幼児の頃、帰省した淑乃に、覚え立ての言葉で「よったん」、「よったん」と甘えた。いとこなのに、可愛い弟の存在だった。「よったん」が「よっちん」になった。自分はこうして数馬と結婚できた。今度は、恵太の幸せを願う自分がいた。

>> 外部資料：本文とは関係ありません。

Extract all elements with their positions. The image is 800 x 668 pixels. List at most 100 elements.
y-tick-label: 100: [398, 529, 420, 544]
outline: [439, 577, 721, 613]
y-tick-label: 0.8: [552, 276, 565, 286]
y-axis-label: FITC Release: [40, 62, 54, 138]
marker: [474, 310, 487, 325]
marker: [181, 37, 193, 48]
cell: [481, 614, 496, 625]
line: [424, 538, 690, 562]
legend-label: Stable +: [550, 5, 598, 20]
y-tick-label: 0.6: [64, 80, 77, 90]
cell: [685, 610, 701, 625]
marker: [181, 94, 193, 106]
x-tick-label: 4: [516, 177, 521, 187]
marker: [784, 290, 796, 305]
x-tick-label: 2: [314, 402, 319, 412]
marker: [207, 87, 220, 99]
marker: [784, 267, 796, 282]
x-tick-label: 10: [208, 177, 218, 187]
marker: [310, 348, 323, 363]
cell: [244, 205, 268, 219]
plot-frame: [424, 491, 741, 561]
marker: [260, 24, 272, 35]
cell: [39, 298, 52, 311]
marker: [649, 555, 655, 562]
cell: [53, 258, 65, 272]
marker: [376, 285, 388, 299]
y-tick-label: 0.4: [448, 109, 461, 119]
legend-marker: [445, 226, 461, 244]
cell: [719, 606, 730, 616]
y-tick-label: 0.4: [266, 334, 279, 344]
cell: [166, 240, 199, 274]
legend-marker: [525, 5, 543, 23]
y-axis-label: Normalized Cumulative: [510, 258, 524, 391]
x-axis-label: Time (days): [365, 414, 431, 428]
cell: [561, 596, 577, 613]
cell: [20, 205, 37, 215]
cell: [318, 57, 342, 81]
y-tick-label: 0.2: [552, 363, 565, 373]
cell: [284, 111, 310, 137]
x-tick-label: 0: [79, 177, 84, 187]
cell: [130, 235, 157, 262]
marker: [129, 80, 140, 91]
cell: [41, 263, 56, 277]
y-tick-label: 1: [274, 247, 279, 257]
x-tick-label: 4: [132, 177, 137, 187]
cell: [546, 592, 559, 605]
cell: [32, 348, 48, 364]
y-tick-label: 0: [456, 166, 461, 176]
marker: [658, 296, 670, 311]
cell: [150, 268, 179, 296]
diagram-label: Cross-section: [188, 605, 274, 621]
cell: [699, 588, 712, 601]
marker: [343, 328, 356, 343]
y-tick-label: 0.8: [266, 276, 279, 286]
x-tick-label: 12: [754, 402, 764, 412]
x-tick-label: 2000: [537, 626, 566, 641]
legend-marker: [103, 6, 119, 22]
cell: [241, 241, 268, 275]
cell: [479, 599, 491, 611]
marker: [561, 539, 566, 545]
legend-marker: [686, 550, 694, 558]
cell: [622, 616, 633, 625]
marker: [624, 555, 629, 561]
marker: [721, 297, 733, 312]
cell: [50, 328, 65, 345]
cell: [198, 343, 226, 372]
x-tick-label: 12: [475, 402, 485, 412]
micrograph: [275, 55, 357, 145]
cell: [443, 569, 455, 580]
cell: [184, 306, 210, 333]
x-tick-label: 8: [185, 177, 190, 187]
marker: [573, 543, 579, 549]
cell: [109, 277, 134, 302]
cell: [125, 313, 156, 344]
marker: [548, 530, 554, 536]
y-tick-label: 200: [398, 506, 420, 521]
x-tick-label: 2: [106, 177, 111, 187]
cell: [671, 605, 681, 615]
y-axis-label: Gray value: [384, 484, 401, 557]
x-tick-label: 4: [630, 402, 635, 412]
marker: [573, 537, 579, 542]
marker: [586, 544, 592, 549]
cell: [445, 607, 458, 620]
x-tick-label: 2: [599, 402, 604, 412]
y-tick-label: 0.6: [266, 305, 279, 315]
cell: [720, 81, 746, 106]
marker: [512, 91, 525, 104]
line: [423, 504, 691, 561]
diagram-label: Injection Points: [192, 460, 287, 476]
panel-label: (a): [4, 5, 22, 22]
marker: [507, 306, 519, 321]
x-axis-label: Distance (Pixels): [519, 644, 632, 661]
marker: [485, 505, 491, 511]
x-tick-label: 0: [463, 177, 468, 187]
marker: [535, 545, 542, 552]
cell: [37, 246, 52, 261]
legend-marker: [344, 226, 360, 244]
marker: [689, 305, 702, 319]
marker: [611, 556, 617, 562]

「淑乃ちゃん、高橋淑乃だったけど、ご実家のお兄さんご夫婦も高橋さん、素朴な疑問なんですが、どうも腑に落ちません。高橋さんが周りに多いっていうことですかね」
「ピンポ~ン、大当たり!多恵姉さんは高橋さんと結婚したの。高橋性も多いのよ。偶然ですけどね。広井さんに嫁いだ広井さんもいますよ。お婆ちゃんだけど。越後弁かしら、「い」と「え」がはっきりしないことってありますよ。広井さんの名前は広井広江だったという、笑えない微笑ましいお話だけど」
「なるほどね」
「そうなの。淑乃の呼び方も、抑揚のない平坦な呼び方をする人が多いけど、実はよ・し・の、って階段みたいに下がるの。お婆ちゃんは平坦な呼び方だった。越後に住むと言葉から自然に学ばざるを得ないことが多々あります。面白いですよ」
「面白そうだ」
「名残惜しいけど、今日は早めに帰りましょう」
数馬も疲れているはずだ。休憩をとりながら、ゆっくりと帰ってほしい。
「そうしますけど、ご実家にご挨拶に行かなくては」
「昨日で充分です。駅前の海鮮居酒屋で、稔さん、泥酔していたことを今思い出しちゃった。多分、二日酔いよ。電話だけにして、次回にしましょ」
「ハイ、分かりました」
ふたりの時間がゆったりと流れていく。